Tesla CEO Elon Musk is coming close to earning the first $346 million tranche of options in a record-breaking pay package deal, after the electric car manufacturer’s stock over doubled in the last three months.
Shares of Tesla soared 9% to a record high Monday. They should rise another 6% to put Tesla’s inventory market worth at $100 billion and then be sustained at that level for a one-month as well as six-month average to be able to fuel the vesting of the first of 12 tranches of options granted to Musk to purchase Tesla stock.

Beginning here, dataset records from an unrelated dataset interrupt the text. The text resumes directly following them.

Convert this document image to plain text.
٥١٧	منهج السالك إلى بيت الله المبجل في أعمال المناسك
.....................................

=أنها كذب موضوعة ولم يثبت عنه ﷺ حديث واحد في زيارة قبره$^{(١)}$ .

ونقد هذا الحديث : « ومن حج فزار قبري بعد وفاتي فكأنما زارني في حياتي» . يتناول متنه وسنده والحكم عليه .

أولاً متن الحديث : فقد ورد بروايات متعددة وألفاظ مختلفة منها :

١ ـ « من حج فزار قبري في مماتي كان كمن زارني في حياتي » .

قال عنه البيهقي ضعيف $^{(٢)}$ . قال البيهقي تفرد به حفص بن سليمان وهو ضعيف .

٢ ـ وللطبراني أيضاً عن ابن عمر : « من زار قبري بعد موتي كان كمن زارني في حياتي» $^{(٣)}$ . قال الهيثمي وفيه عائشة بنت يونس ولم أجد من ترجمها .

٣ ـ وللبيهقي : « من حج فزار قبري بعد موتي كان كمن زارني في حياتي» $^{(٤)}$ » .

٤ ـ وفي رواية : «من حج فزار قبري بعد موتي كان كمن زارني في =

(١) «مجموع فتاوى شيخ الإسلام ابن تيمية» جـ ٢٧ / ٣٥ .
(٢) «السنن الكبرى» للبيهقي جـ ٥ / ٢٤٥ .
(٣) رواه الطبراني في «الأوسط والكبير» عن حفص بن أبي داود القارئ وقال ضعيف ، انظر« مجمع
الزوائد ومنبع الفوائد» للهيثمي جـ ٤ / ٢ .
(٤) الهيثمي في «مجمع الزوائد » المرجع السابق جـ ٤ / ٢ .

Musk has already hit an operational target that is also essential for the options to vest.
For Musk’s subsequent tranches to vest under the terms of the 2018 package, the corporate’s market cap must continue to sustainably rise by $50 billion increments over the settlement’s 10-year interval, with the billionaire incomes the complete package if Tesla’s market capitalization reaches $650 billion and the EV manufacturer achieves many revenue and profit targets.
A full payoff for Musk, who is also the majority owner and CEO of the SpaceX rocket manufacturer, would surpass anything previously approved to U.S. executives, based on Institutional Shareholder Services, a proxy advisor that recommended traders reject the pay package deal at the time.
Musk receives no salary or cash bonus and only options that vest based on Tesla’s market cap and milestones for growth.